As nossas novas páscoas


Nos quarenta e cinco segundos que o micro-ondas demora a aquecer a caneca do leite, cabem, completas, três Ave Marias.
Sim, aprendi-o nesta quaresma, vivida tão intensamente com o Rui e com o Álvaro, porque as ruas de Jerusalém que ofereceram caminho aos passos de Cristo, têm hoje, as marcas e as cores dos ladrilhos das nossas casas.
A radiação “amiga”, aquela que ao fim de 33 sessões será suposto reduzir as probabilidades de reaparecimento do tumor extraído, começou a atuar, de mansinho, por alturas, precisamente, do carnaval, passou por um pico de intensidade a meio do percurso, apagando-se depois, de seguida e aos poucos, até à última sessão: a que decorreu na passada segunda-feira.
Por mais que acreditemos que a via-sacra termina sempre no domingo de ressurreição, os espinhos, as pedras e os chicotes, agora na forma de náuseas, vómitos, astenia, sonolência… doem muito, marcando o corpo, e sobretudo, a esperança, criando a tentação de desistir, mesmo para quem muito espera essa abençoada madrugada de túmulos vazios.
O jantar, às vezes, não corria muito bem, e o Rui ia deitar-se cedo, deixando-me no sofá a tentar distrair-me com o “Youtube” e “O tal canal”. Pelas onze horas, eu aquecia a caneca cheia de leite, e as tais três Ave Marias, rezadas a olhar o silêncio da noite através da janela da cozinha, nunca me deixaram ficar mal: o leite ficou sempre no estômago, confortando-lhe a noite.
Por mais cansada que ande a lua, ela nunca desiste de se reinventar, cumprindo os ciclos todos que o tempo lhe oferece.
Pedi autorização ao Rui e ao Álvaro para “alinhavar” estas palavras aos quase dois meses que passaram, porque sem elas, eu teria muito pouco para dizer sobre a minha Páscoa, e porque, acredito, talvez elas possam ter algo de Ave Maria sobre o silêncio das noites de alguém.
Quando vos disserem que Cristo caminhou descalço pelas ruas de Jerusalém a carregar a Sua cruz, confirmem-no no desespero de quem se senta ao vosso lado para jantar, sem poder falar claro, porque de repente ficou rouco, ou sem poder comer, porque a boca arde por entre a “morte” de qualquer sabor.
Só as palavras que chegavam, então, dos muitos amigos, continuavam a ser doces, porque o sabor do afeto jamais se perde entre qualquer terapia.

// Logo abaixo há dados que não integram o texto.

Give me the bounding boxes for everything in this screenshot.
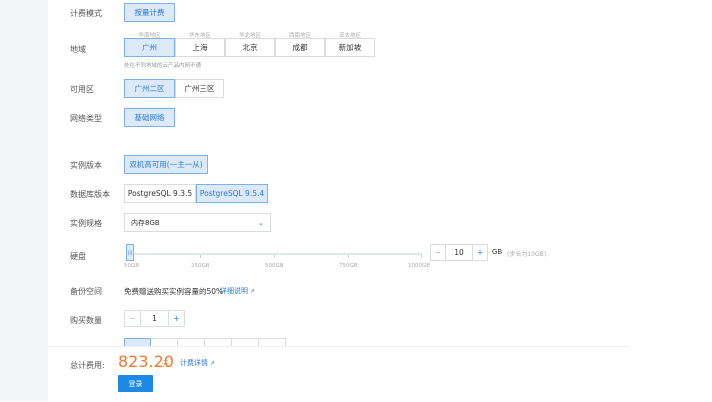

As palavras dos amigos, o sorriso e a presença amiga do João Moura na sala de espera… como as mãos da Verónica e as vozes das mulheres de Jerusalém, todas entrelaçadas como lã num cobertor que protege do frio, aqui, no Século XXI, onde tanta gente nos passa pela história, e tão poucos contam para o seu desenrolar feliz.
Os santos não são estátuas enfeitadas no barroco tom dos altares, mas são essa gente que nos abraça e que se apronta a calar-nos o desespero. Os santos são os donos das mãos que apagam a solidão, e o Simão, homem de Cirene, recrutado de entre o povo para ajudar a carregar a cruz, também teve um nome nesta Páscoa: foi o Álvaro. Meia centena de manhãs com sorrisos à janela de todos os segundos, e o gesto que torna impotente, o léxico com que usa agradecer-se.
Quando vos disserem que Cristo ressuscitou numa manhã de domingo, algures nas colinas de Jerusalém, confirmem-no no olhar e na voz de quem segue convosco no carro, de volta a casa, com a máscara enorme e rígida da radioterapia, cúmplice, no banco de trás dentro de um saco de plástico do IPO.
A Páscoa, meus queridos amigos e leitores, é esta imensa ressurreição abençoada pela esteva e pelo rosmaninho, de quem acredita em novas madrugadas e que, insistente, clama por elas, às vezes no brevíssimo instante que o micro-ondas demora a aquecer uma caneca de leite.